そのときの小倉さんは、「スキーは買ってあげなさい、借りてあげなさい、荷物で必要なものがあればそこで買ってくるようにしてあげなさい」と指示された。約款上は、われわれのミスではないので補償義務はないのに、たくさんのコストを払った。これが「サービスが先、利益は後」の典型です。
もし大雪になると使えないサービスとなったら、スキー宅急便を使う人はいなくなったはずです。そうなれば、ゴルフ宅急便も生まれていない。お金、コストをかけてでも、始めた商売、サービスに対する信用力をつけていった。こうした意思決定をみても、自らの理念を行動で示すことを実践されていたことがわかります。こうしたことは理念を浸透させるプロセスとして必要です。
松江 本日はいろいろといいお話をお聞かせいただきました。私は持続的成長のためには組織が変わり続けていくことが必要だと考えているのですが、そのためのポイントはどこにあるとお考えですか。
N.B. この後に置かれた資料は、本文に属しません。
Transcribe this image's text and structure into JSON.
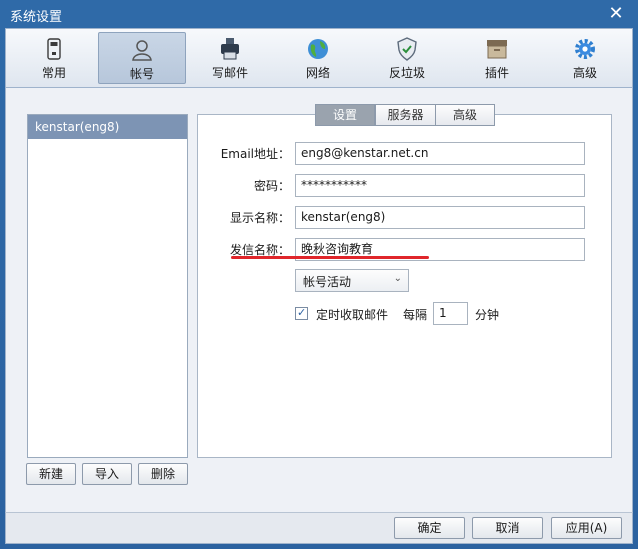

木川 それは「挑戦」です。常にお客さまのニーズを把握し、それに対して何ができるかを考える風土を植え付けると、常に新しいことにチャレンジするマインドが育ちます。挑戦というのは、大成功をおさめたらそれで満足しないということです。誰しも失敗したら再挑戦しますが、大成功するとチャレンジしなくなる。われわれがそうならないのは、隙間なしに次から次へと新しいものにチャレンジさせてきた小倉さんの功績です。それをやり続ける風土ができていれば、経営者としてはかなり楽ですね。
松江 やはり常にフィードバックがあると人は刺激を受けて、常に考えたりチャレンジしたりしようとする。経営としてそうした環境をうまくつくられているなと感じます。
木川 「満足BANK」もそうですけど、今まで色々な制度や仕掛けなどを試みて来ましたが、それを受け入れられる風土があるかないかが重要です。我が社で成功している仕組みを真似して、風土が違うところに埋め込もうとしてもそれは無理です。
色々な仕掛けをする上でも、それぞれの企業が持つ風土に合った形で何を実現するかを考えなければなりません。だから普遍的な成功事例はあまりないと思います。良い悪いではなく、風土に合っているかどうかです。風土に合ったことをやることで、組織は大きく変わっていくのではないでしょうか。そこが要諦ですね。
(対談後記)
「自己変革力の秘訣-松江の視点-」
『風土に合った仕掛けでないと成功しない』創業経営者の築かれた土壌のうえで有効に機能するメカニズムを構築することで成長の基盤を作られた木川社長の手腕は、自己変革力を解き明かすうえで多くの示唆に富んでいる。
「長い時間軸でのグランドデザイン」、「サービスは先、利益は後」、「グループ横断的なコミュニケーション」、「満足BANKに象徴される褒める文化」、「過去の大成功に満足しない挑戦するマインド」など象徴的な取り組みの数々。組織が自ら活力を持って変化し続けるための秘訣がそこにある。